FRATELLI TUTTI: O CORAÇÃO DE FRANCISCO Pe. Gilvair Messias da Silva
Desde sua eleição, no dia 13 de março de 2013, Jorge Mario Bergoglio, ao tornar-se Francisco, tem mostrado com transparência o seu coração. A escolha de seu nome já o identifica ao projeto pastoral de seu pontificado. Sem ousadia nenhuma, podemos afirmar que o mundo habita seu coração e ele é um habitante do mundo. Em tudo, ele é secular, um homem preocupado com o seu tempo. Eclesialmente, sem vaidades e pobre de espírito, é “prudente como as serpentes e simples como as pombas” (Mt 10,16). Sabe bem que se encontra no meio de lobos. Entendeu, desde o princípio, que seu serviço à Igreja é ser bispo de Roma, “presidindo as demais Igrejas na caridade” (de seu discurso inaugural). Contudo, sua atuação incomoda a muitos, por mostrar-se muito franco, espontâneo e polêmico em discursos. Não foge às perguntas do homem de nossos dias. Sua presença é sempre atual. Fratelli Tutti (Todos Irmãos) é a sua terceira encíclica, somada às cinco exortações apostólicas, contando propriamente um documento de peso em cada ano de seu pontificado. As declarações em entrevistas, catequeses, homilias e postagens diárias nas redes sociais nos mostram um Papa cuja preocupação fundamental é a irmandade entre os homens. Francisco não fala somente aos católicos. Ele se comunica com o mundo, com os grandes e pequenos. Toca impreterivelmente a pobreza em todas as suas facetas. Podemos ver neste seu mais novo documento suas intuições centrais, sendo talvez este o coração de seu magistério ao sintetizar abordagens presentes nos demais escritos. Fratelli tutti [sobre a Fraternidade e a Amizade Social] é como uma família ao redor da mesa em um almoço de domingo. Nela, todos os irmãos são contemplados, com a diversidade de problemas, desafios e esperanças.
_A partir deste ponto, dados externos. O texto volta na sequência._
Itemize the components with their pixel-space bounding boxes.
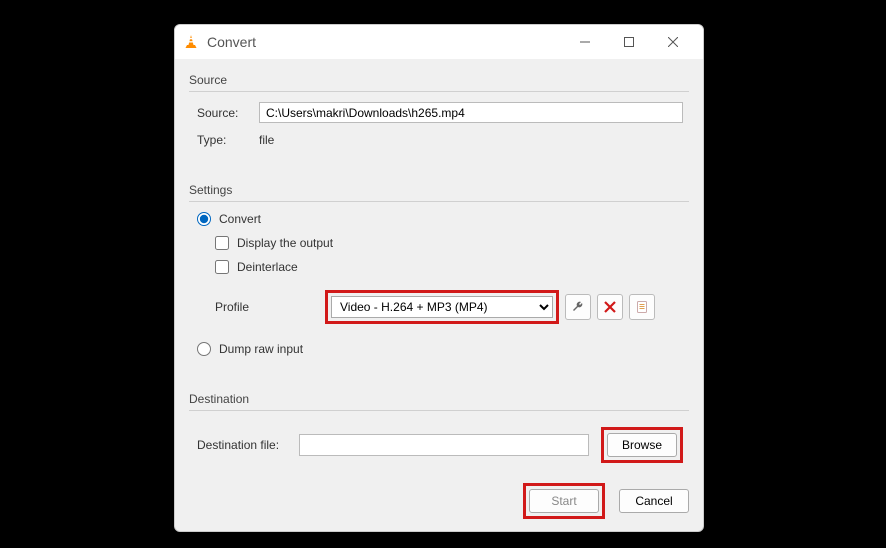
destination-row: Destination file: Browse — [197, 427, 683, 463]
window-controls — [563, 25, 695, 59]
close-button[interactable] — [651, 25, 695, 59]
wrench-icon — [571, 300, 585, 314]
source-group: Source Source: Type: file — [189, 67, 689, 163]
deinterlace-checkbox[interactable] — [215, 260, 229, 274]
profile-label: Profile — [215, 300, 325, 314]
source-row: Source: — [197, 102, 683, 123]
cancel-button[interactable]: Cancel — [619, 489, 689, 513]
new-profile-button[interactable] — [629, 294, 655, 320]
profile-row: Profile Video - H.264 + MP3 (MP4) — [197, 290, 683, 324]
minimize-button[interactable] — [563, 25, 607, 59]
maximize-icon — [624, 37, 634, 47]
dialog-body: Source Source: Type: file Settings Conve… — [175, 59, 703, 531]
minimize-icon — [580, 37, 590, 47]
convert-radio-row[interactable]: Convert — [197, 212, 683, 226]
settings-group-label: Settings — [189, 177, 689, 201]
titlebar[interactable]: Convert — [175, 25, 703, 59]
display-output-checkbox[interactable] — [215, 236, 229, 250]
type-row: Type: file — [197, 133, 683, 147]
dump-raw-radio[interactable] — [197, 342, 211, 356]
browse-highlight: Browse — [601, 427, 683, 463]
maximize-button[interactable] — [607, 25, 651, 59]
delete-x-icon — [604, 301, 616, 313]
window-title: Convert — [207, 34, 563, 50]
profile-select[interactable]: Video - H.264 + MP3 (MP4) — [331, 296, 553, 318]
close-icon — [668, 37, 678, 47]
source-input[interactable] — [259, 102, 683, 123]
source-group-label: Source — [189, 67, 689, 91]
dump-raw-label: Dump raw input — [219, 342, 303, 356]
new-file-icon — [635, 300, 649, 314]
display-output-row[interactable]: Display the output — [215, 236, 683, 250]
deinterlace-row[interactable]: Deinterlace — [215, 260, 683, 274]
dump-raw-row[interactable]: Dump raw input — [197, 342, 683, 356]
destination-group-label: Destination — [189, 386, 689, 410]
start-button[interactable]: Start — [529, 489, 599, 513]
convert-dialog: Convert Source Source: Type: — [174, 24, 704, 532]
type-value: file — [259, 133, 274, 147]
type-label: Type: — [197, 133, 259, 147]
deinterlace-label: Deinterlace — [237, 260, 298, 274]
convert-radio[interactable] — [197, 212, 211, 226]
browse-button[interactable]: Browse — [607, 433, 677, 457]
vlc-cone-icon — [183, 34, 199, 50]
dialog-actions: Start Cancel — [189, 483, 689, 519]
edit-profile-button[interactable] — [565, 294, 591, 320]
settings-group: Settings Convert Display the output Dein… — [189, 177, 689, 372]
destination-group: Destination Destination file: Browse — [189, 386, 689, 469]
delete-profile-button[interactable] — [597, 294, 623, 320]
start-highlight: Start — [523, 483, 605, 519]
source-label: Source: — [197, 106, 259, 120]
convert-label: Convert — [219, 212, 261, 226]
destination-file-input[interactable] — [299, 434, 589, 456]
destination-file-label: Destination file: — [197, 438, 299, 452]
display-output-label: Display the output — [237, 236, 333, 250]
profile-highlight: Video - H.264 + MP3 (MP4) — [325, 290, 559, 324]
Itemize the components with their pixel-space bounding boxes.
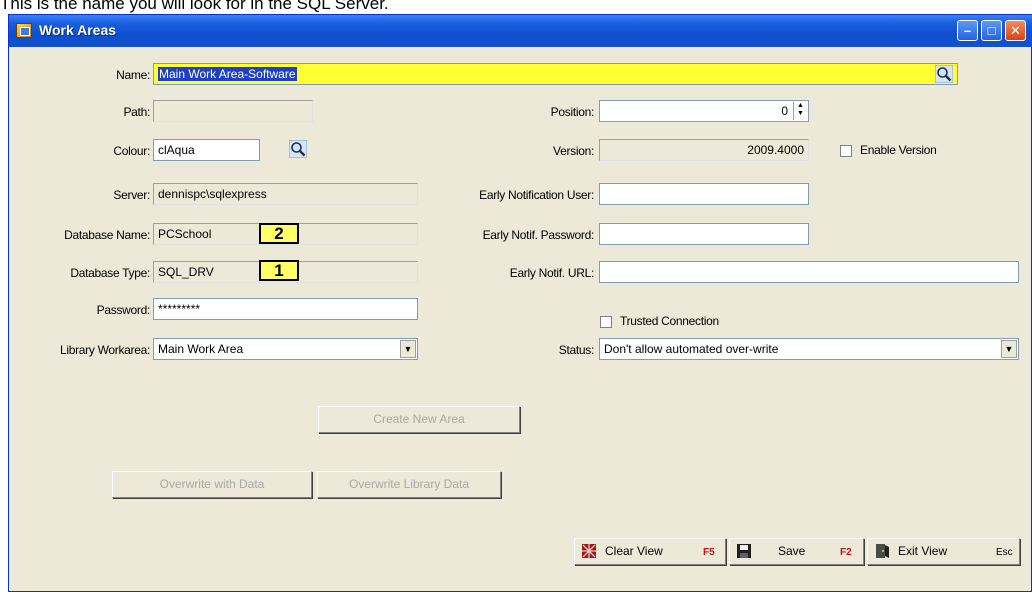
window-title: Work Areas (39, 22, 117, 38)
work-areas-window: Work Areas – □ ✕ Name: Main Work Area-So… (8, 14, 1032, 592)
status-label: Status: (558, 343, 595, 357)
position-label: Position: (550, 105, 595, 119)
caption-text: This is the name you will look for in th… (0, 0, 389, 13)
server-field[interactable]: dennispc\sqlexpress (153, 183, 418, 205)
enable-version-checkbox[interactable] (840, 145, 852, 157)
create-new-area-button[interactable]: Create New Area (318, 406, 520, 433)
save-label: Save (778, 544, 806, 558)
callout-badge-2: 2 (259, 223, 299, 244)
early-notif-url-label: Early Notif. URL: (509, 266, 595, 280)
clear-view-icon (582, 544, 596, 558)
close-button[interactable]: ✕ (1005, 20, 1026, 41)
exit-view-key: Esc (996, 547, 1013, 558)
callout-badge-1: 1 (259, 260, 299, 281)
overwrite-library-data-button[interactable]: Overwrite Library Data (317, 471, 501, 498)
library-workarea-select[interactable]: Main Work Area ▼ (153, 338, 418, 360)
early-notif-password-field[interactable] (599, 223, 809, 245)
status-value: Don't allow automated over-write (604, 342, 779, 356)
minimize-button[interactable]: – (957, 20, 978, 41)
save-key: F2 (840, 547, 852, 558)
early-notification-user-field[interactable] (599, 183, 809, 205)
library-workarea-label: Library Workarea: (59, 343, 150, 357)
path-field[interactable] (153, 100, 313, 122)
colour-search-icon[interactable] (289, 140, 307, 158)
colour-field[interactable]: clAqua (153, 139, 260, 161)
database-name-label: Database Name: (64, 228, 150, 242)
title-bar: Work Areas – □ ✕ (9, 15, 1032, 47)
app-icon (16, 23, 32, 38)
exit-view-label: Exit View (898, 544, 948, 558)
exit-view-button[interactable]: Exit View Esc (867, 538, 1020, 565)
search-icon[interactable] (935, 65, 953, 83)
clear-view-button[interactable]: Clear View F5 (574, 538, 726, 565)
server-label: Server: (113, 188, 150, 202)
name-field[interactable]: Main Work Area-Software (153, 63, 958, 85)
colour-label: Colour: (113, 144, 150, 158)
save-icon (737, 544, 751, 558)
position-field[interactable]: 0 ▲ ▼ (599, 100, 809, 122)
early-notification-user-label: Early Notification User: (479, 188, 594, 202)
path-label: Path: (123, 105, 150, 119)
maximize-button[interactable]: □ (981, 20, 1002, 41)
database-type-label: Database Type: (70, 266, 150, 280)
password-field[interactable]: ********* (153, 298, 418, 320)
status-select[interactable]: Don't allow automated over-write ▼ (599, 338, 1019, 360)
version-label: Version: (553, 144, 594, 158)
version-field[interactable]: 2009.4000 (599, 139, 809, 161)
trusted-connection-checkbox[interactable] (600, 316, 612, 328)
password-label: Password: (96, 303, 151, 317)
clear-view-label: Clear View (605, 544, 663, 558)
library-workarea-value: Main Work Area (158, 342, 244, 356)
name-value: Main Work Area-Software (158, 67, 297, 81)
early-notif-url-field[interactable] (599, 261, 1019, 283)
position-value: 0 (781, 104, 788, 118)
early-notif-password-label: Early Notif. Password: (482, 228, 595, 242)
enable-version-label: Enable Version (860, 143, 937, 157)
save-button[interactable]: Save F2 (729, 538, 864, 565)
spinner-icon[interactable]: ▲ ▼ (793, 102, 807, 120)
exit-door-icon (876, 544, 889, 558)
clear-view-key: F5 (703, 547, 715, 558)
name-label: Name: (116, 68, 150, 82)
form-area: Name: Main Work Area-Software Path: Colo… (12, 47, 1030, 590)
chevron-down-icon[interactable]: ▼ (400, 340, 416, 358)
status-chevron-down-icon[interactable]: ▼ (1001, 340, 1017, 358)
overwrite-with-data-button[interactable]: Overwrite with Data (112, 471, 312, 498)
trusted-connection-label: Trusted Connection (620, 314, 719, 328)
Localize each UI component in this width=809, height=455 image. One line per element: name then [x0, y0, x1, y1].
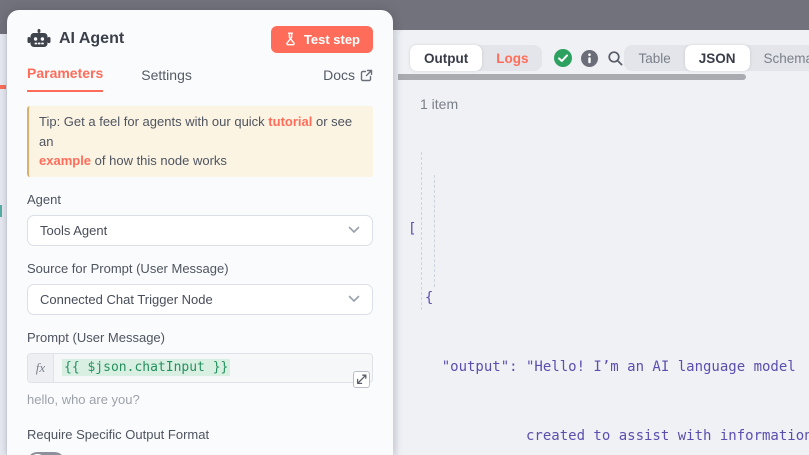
chevron-down-icon: [348, 226, 360, 234]
json-line: [: [408, 218, 809, 241]
items-count: 1 item: [420, 96, 809, 112]
tab-table[interactable]: Table: [624, 45, 684, 71]
tip-text: Tip: Get a feel for agents with our quic…: [39, 114, 268, 129]
test-step-button[interactable]: Test step: [271, 26, 373, 53]
json-line: {: [408, 287, 809, 310]
external-link-icon: [360, 69, 373, 82]
tab-output[interactable]: Output: [410, 45, 482, 71]
input-panel-edge: [0, 34, 7, 455]
expression-preview: hello, who are you?: [27, 392, 373, 407]
prompt-source-value: Connected Chat Trigger Node: [40, 292, 213, 307]
scrollbar-thumb[interactable]: [398, 74, 746, 80]
view-mode-tabgroup: Table JSON Schema: [624, 45, 809, 71]
agent-select[interactable]: Tools Agent: [27, 215, 373, 246]
test-step-label: Test step: [304, 32, 360, 47]
chevron-down-icon: [348, 295, 360, 303]
json-viewer[interactable]: [ { "output": "Hello! I’m an AI language…: [408, 126, 809, 455]
prompt-source-select[interactable]: Connected Chat Trigger Node: [27, 284, 373, 315]
robot-icon: [27, 28, 51, 50]
node-title: AI Agent: [59, 30, 124, 48]
docs-link[interactable]: Docs: [323, 67, 373, 92]
docs-label: Docs: [323, 67, 355, 83]
output-logs-tabgroup: Output Logs: [410, 45, 542, 71]
tab-logs[interactable]: Logs: [482, 45, 542, 71]
prompt-expression-field[interactable]: fx {{ $json.chatInput }}: [27, 353, 373, 383]
tab-schema[interactable]: Schema: [750, 45, 809, 71]
parameters-body: Tip: Get a feel for agents with our quic…: [7, 92, 393, 455]
source-field-label: Source for Prompt (User Message): [27, 261, 373, 276]
tab-json[interactable]: JSON: [685, 45, 750, 71]
output-status-icons: [554, 49, 624, 67]
output-toolbar: Output Logs Table JSON Schema: [398, 30, 809, 71]
node-settings-panel: AI Agent Test step Parameters Settings D…: [7, 10, 393, 455]
agent-select-value: Tools Agent: [40, 223, 107, 238]
prompt-field-label: Prompt (User Message): [27, 330, 373, 345]
output-format-label: Require Specific Output Format: [27, 427, 373, 442]
expand-expression-button[interactable]: [353, 371, 370, 388]
fx-badge: fx: [28, 354, 54, 382]
indent-guide: [421, 152, 422, 310]
indent-guide: [434, 175, 435, 287]
connector-mark: [0, 205, 2, 217]
tab-settings[interactable]: Settings: [141, 67, 192, 92]
tab-parameters[interactable]: Parameters: [27, 65, 103, 92]
json-line: "output": "Hello! I’m an AI language mod…: [408, 356, 809, 379]
tip-text: of how this node works: [91, 153, 227, 168]
example-link[interactable]: example: [39, 153, 91, 168]
canvas-edge: [0, 0, 7, 34]
agent-field-label: Agent: [27, 192, 373, 207]
input-panel-accent-mark: [0, 85, 6, 89]
expression-value[interactable]: {{ $json.chatInput }}: [62, 359, 230, 376]
tip-callout: Tip: Get a feel for agents with our quic…: [27, 106, 373, 177]
success-check-icon: [554, 49, 572, 67]
panel-header: AI Agent Test step Parameters Settings D…: [7, 10, 393, 92]
horizontal-scrollbar[interactable]: ◂: [398, 74, 809, 80]
json-line: created to assist with information,: [408, 425, 809, 448]
info-icon[interactable]: [580, 49, 598, 67]
output-panel: Output Logs Table JSON Schema ◂ 1 item [: [398, 30, 809, 455]
tutorial-link[interactable]: tutorial: [268, 114, 312, 129]
settings-tabs: Parameters Settings Docs: [27, 62, 373, 92]
search-icon[interactable]: [606, 49, 624, 67]
output-format-toggle[interactable]: [27, 452, 65, 455]
flask-icon: [284, 32, 297, 46]
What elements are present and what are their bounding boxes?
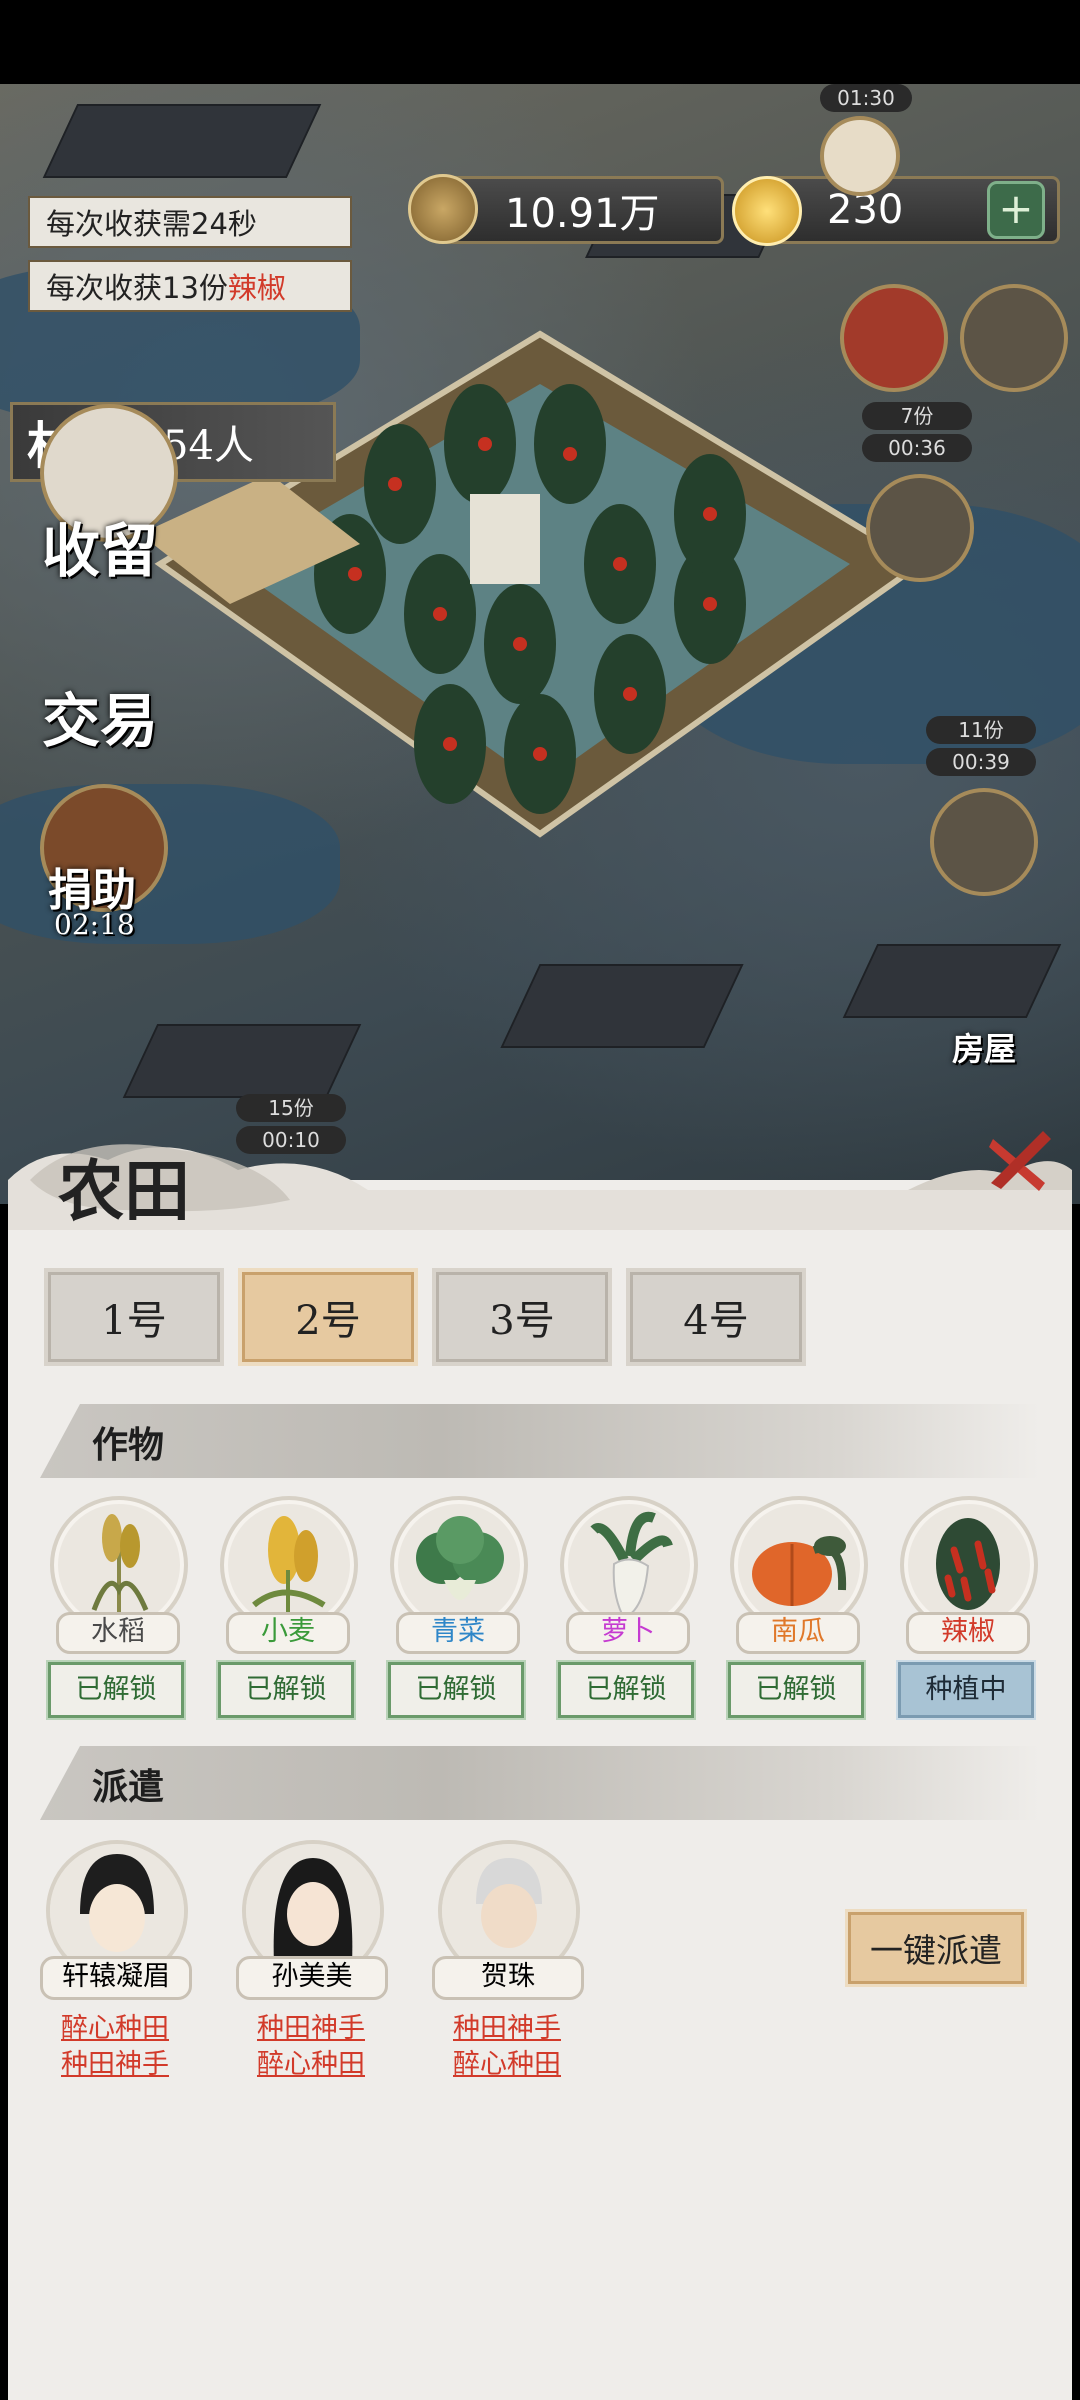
npc-avatar-icon[interactable] [820,116,900,196]
worker-skill[interactable]: 种田神手 [40,2042,190,2081]
crop-status[interactable]: 已解锁 [556,1660,696,1720]
worker-skill[interactable]: 种田神手 [236,2006,386,2045]
field-chili-icon[interactable] [866,474,974,582]
worker-skill[interactable]: 种田神手 [432,2006,582,2045]
worker-skill[interactable]: 醉心种田 [432,2042,582,2081]
field-badge-count: 11份 [926,716,1036,744]
tab-field-3[interactable]: 3号 [432,1268,612,1366]
crops-section-title: 作物 [92,1424,165,1466]
dispatch-section-title: 派遣 [92,1766,165,1808]
building-roof [42,104,322,178]
dispatch-section-header: 派遣 [40,1746,1040,1820]
building-roof [842,944,1062,1018]
tab-field-2[interactable]: 2号 [238,1268,418,1366]
crop-name: 小麦 [226,1612,350,1654]
worker-name: 孙美美 [236,1956,388,2000]
crop-item-radish[interactable]: 萝卜 已解锁 [550,1496,700,1726]
status-bar [0,0,1080,84]
crop-status[interactable]: 已解锁 [216,1660,356,1720]
crop-item-wheat[interactable]: 小麦 已解锁 [210,1496,360,1726]
crop-status[interactable]: 已解锁 [46,1660,186,1720]
crop-item-pumpkin[interactable]: 南瓜 已解锁 [720,1496,870,1726]
gold-ingot-icon [732,176,802,246]
crop-item-rice[interactable]: 水稻 已解锁 [40,1496,190,1726]
event-timer: 01:30 [820,84,912,112]
worker-card[interactable]: 轩辕凝眉 醉心种田 种田神手 [40,1840,192,2100]
worker-card[interactable]: 贺珠 种田神手 醉心种田 [432,1840,584,2100]
crop-item-greens[interactable]: 青菜 已解锁 [380,1496,530,1726]
building-roof [122,1024,362,1098]
harvest-time-info: 每次收获需24秒 [28,196,352,248]
field-crab-icon[interactable] [930,788,1038,896]
worker-skill[interactable]: 醉心种田 [236,2042,386,2081]
crops-section-header: 作物 [40,1404,1040,1478]
worker-name: 贺珠 [432,1956,584,2000]
money-counter[interactable]: 10.91万 [440,176,724,244]
harvest-crop-name: 辣椒 [227,271,286,305]
worker-name: 轩辕凝眉 [40,1956,192,2000]
money-value: 10.91万 [505,191,660,237]
crop-name: 青菜 [396,1612,520,1654]
copper-coin-icon [408,174,478,244]
tab-field-1[interactable]: 1号 [44,1268,224,1366]
shelter-button[interactable]: 收留 [42,504,158,588]
house-label[interactable]: 房屋 [952,1024,1016,1070]
crop-name: 辣椒 [906,1612,1030,1654]
trade-button[interactable]: 交易 [42,674,158,758]
donate-timer: 02:18 [54,908,135,941]
panel-title: 农田 [58,1152,190,1230]
game-map[interactable]: 每次收获需24秒 每次收获13份辣椒 10.91万 230 + 01:30 村民… [0,84,1080,1204]
crop-status[interactable]: 种植中 [896,1660,1036,1720]
crop-name: 水稻 [56,1612,180,1654]
field-badge-time: 00:39 [926,748,1036,776]
crop-status[interactable]: 已解锁 [386,1660,526,1720]
chili-farm[interactable] [150,314,930,874]
field-badge-time: 00:36 [862,434,972,462]
crop-status[interactable]: 已解锁 [726,1660,866,1720]
harvest-amount-text: 每次收获13份 [46,271,228,305]
close-icon[interactable] [985,1125,1055,1195]
crop-name: 萝卜 [566,1612,690,1654]
field-badge-count: 15份 [236,1094,346,1122]
worker-skill[interactable]: 醉心种田 [40,2006,190,2045]
quest-scroll-icon[interactable] [840,284,948,392]
one-click-dispatch-button[interactable]: 一键派遣 [845,1909,1027,1987]
gold-counter[interactable]: 230 + [764,176,1060,244]
settings-gear-icon[interactable] [960,284,1068,392]
crop-item-chili[interactable]: 辣椒 种植中 [890,1496,1040,1726]
field-badge-count: 7份 [862,402,972,430]
add-gold-icon[interactable]: + [987,181,1045,239]
harvest-time-text: 每次收获需24秒 [46,207,257,241]
worker-card[interactable]: 孙美美 种田神手 醉心种田 [236,1840,388,2100]
harvest-amount-info: 每次收获13份 辣椒 [28,260,352,312]
crop-name: 南瓜 [736,1612,860,1654]
tab-field-4[interactable]: 4号 [626,1268,806,1366]
building-roof [500,964,744,1048]
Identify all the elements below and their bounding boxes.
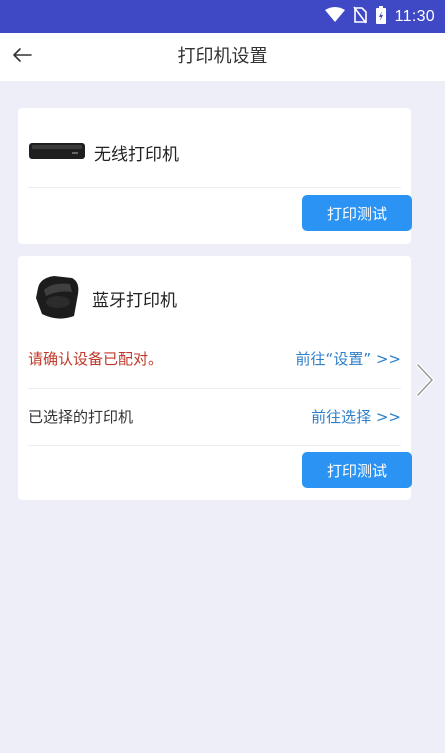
divider: [28, 187, 401, 188]
bluetooth-printer-row: 蓝牙打印机: [28, 268, 401, 328]
pairing-warning: 请确认设备已配对。: [28, 349, 164, 368]
chevron-right-icon[interactable]: [413, 362, 437, 398]
no-sim-icon: [353, 6, 367, 28]
status-icons: 11:30: [324, 0, 435, 33]
status-time: 11:30: [394, 7, 435, 25]
selected-printer-label: 已选择的打印机: [28, 407, 134, 426]
wireless-print-test-button[interactable]: 打印测试: [302, 195, 412, 231]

Quem é o meu irmão? Clássica pergunta bíblica sobre quem é o irmão. Deus interpela Caim sobre onde estaria o seu irmão (Gn 4,9-10). Sua resposta é muito indiferente, nega-lhe qualquer compromisso e proteção. Em Jesus, Deus não pergunta do irmão, mas faz-se irmão até à mesa final da cruz, cuja Eucaristia reuniu a todos em seu sangue. O texto do Bom Samaritano (Lc 10,25-37), mediante a pergunta de um especialista em leis sobre “quem seria o seu próximo”, traz uma questão de Jesus, tornada primordial: “quem é que se fez próximo?” Deste modo, ser próximo ou ser irmão é mais importante do que classificar os níveis de proximidade e de parentesco, algo comum na cultura judaica. À semelhança de Francisco de Assis, ao encontrar-se com o Sultão Malik-alKamil no Egito, o Papa Francisco toma os caminhos e trilhas do santo umbro e encontra-se com o Grande Imã Ahmad Al-Tayyeb em Abu Dhabi. Juntos ouviram-se, ouviram o mundo a partir de escutas tão diversas e simultaneamente tão semelhantes. Fratelli tutti é resultado desta escutatória de Francisco. Ele nos fala a partir de Roma, mas com o coração de viajante, de quem foi longe para dizer aos que estão mais perto; fala-nos ainda como narrativa de um encontro de irmãos à beira da estrada do mundo. As sombras dum mundo fechado No primeiro capítulo, “As sombras dum mundo fechado”, o Papa olha para as barreiras impostas ao mundo nos últimos anos, as quais limitam o encontro de irmãos e impõem uma cultura do medo e da defesa da outra margem da estrada. Ele recorda que, após as guerras do século XX – tempestades e dilúvios da contemporaneidade, sinais de esperança cruzavam o céu da humanidade. Esforços foram alcançados no sentido de uma Europa unida, de uma integração latino-americana, de pacificação entre países em conflitos.